Chairperson, Minister, Deputy Minister, colleagues, everybody in the public gallery, all entities reporting to Parliament and to the Department of Communications, in last year's Budget debate Cope stressed the strategic importance of the Department of Communications, DoC, and its key role of expanding access to knowledge, information and economic empowerment.
We requested the Minister then to develop a turnaround strategy for the DoC, and to turn it into a proactive dynamic department. We also requested him to make key interventions to drive both government and the agencies reporting to it, as well as the private sector, towards ensuring affordable access to communications and information technology for irrevocable change in the lives specifically of poor communities.
Since then both the political and departmental heads have been axed and we have new incumbents in those positions. May we congratulate the new Minister today on very important immediate interventions that he has made? Amongst others is the very rational decision to revert to the DVB-T2 Digital Broadcasting Platform for digital migration, and to put the SMME sector back into production of set-top boxes. The new Minister appears to be serious about putting the department on the right road, the road to recovery, to ensure that key strategic objectives are achieved.
Can we also add our voice to the others congratulating the new DG, Ms Rosey Sekese? She will find support from our party when she does all the right things, when she achieves key strategic objectives and policy interventions over the next three to four years. It will unfortunately also require a final determination and audit of departmental skills, capacity in the department and organisational restructuring. May we please also just caution that we believe that no interim positions - vacancies - should be filled until those processes have been concluded, notwithstanding the appeal by the President that vacancies in departments should be filled? We believe it would be wrong. We should first conclude those processes.
With the right management structure and the right people in place we have no doubt, we know and believe, that the Department of Communications will be able to deliver on its mandate, namely, to open access to affordable communications highways, in particular affordable Internet bandwidth, which is the lifeblood of the world's knowledge economy.
The budget allocation to the department, including transfers to institutions reporting to it, reached a peak during the previous budget year, and will slowly decline in the years ahead.
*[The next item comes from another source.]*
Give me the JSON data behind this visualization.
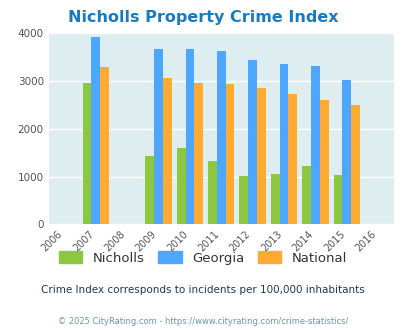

It will, in fact, decline to the same level as that of the 2007-08 budget year. The department, during the same period, from 2007 to 2008, in fact doubled its staff complement, which resulted in an escalating trend of expenditure on compensation of employees.
What is now necessary is for us to conduct an honest assessment of performance outcomes of the department in relation to its growing bureaucracy - that is mandatory - to make sure that it is not only a growing bureaucracy, but one that actually delivers on these strategic imperatives. I believe, on behalf of Cope, that what is of key importance in this process is that we should look at the Pareto Principle. What are the 20% of the steps that need to be implemented to have 80% of the impact, and not to have the reverse? We have a fantastic strategic report here by the department, but it would seem that 80% of the activities are not going to result in a 20% impact out there in the market. That needs to be determined.
I would like to go back to just a few entities reporting to this department. Firstly, there is the SA Broadcasting Corporation, SABC. We would like to add our voice to those congratulating the SABC, not only on the successful interest that they created in the local government elections, but on their very successful Fifa 2010 World Cup. It was well delivered under difficult circumstances! We also really want to applaud the SABC board and Dr Ben Ngubane on bringing stability to the board, and also to the senior management of this institution.
Progress has also been made towards financial stability in the public broadcaster, although the Portfolio Committee on Communications is still awaiting details about the repayment of moneys borrowed against government guarantees, but that will be a separate session. The board must remain vigilant to ensure that a recurrence of corrupt practices and lamentable tendencies of the past will be arrested completely, going forward.
We welcome steps that they have taken, including the intervention of the Special Investigating Unit, to bring those people who have been identified through investigations to book. That also needs to be processed, going forward.
As far as editorial policy is concerned, I would, strangely, like to add my voice to that of the chairperson of the Portfolio Committee on Communications, and say that as Cope we fully support the fact that any changes to editorial policy should be made in terms of the Act. The SABC is a creature of statute, and any changes or tampering with news editorial policies via the back door will be illegal. This includes a disconcerting directive to news reporters, circulated last year, in terms of which the ANC Polokwane resolutions were regarded as the focus area for news bulletins. This is against the law generally and it is against the Constitution.
The Independent Communications Authority of South Africa, Icasa, has now fortunately moved on - it is focusing in the right direction. Its responsibility is to regulate the market and assess the impact of its regulations. We support them.
I want to make one concluding remark, Chairperson. Ms Graa Machel said earlier this year, and I want to quote from a speech she made ... [Time expired.] [Applause.]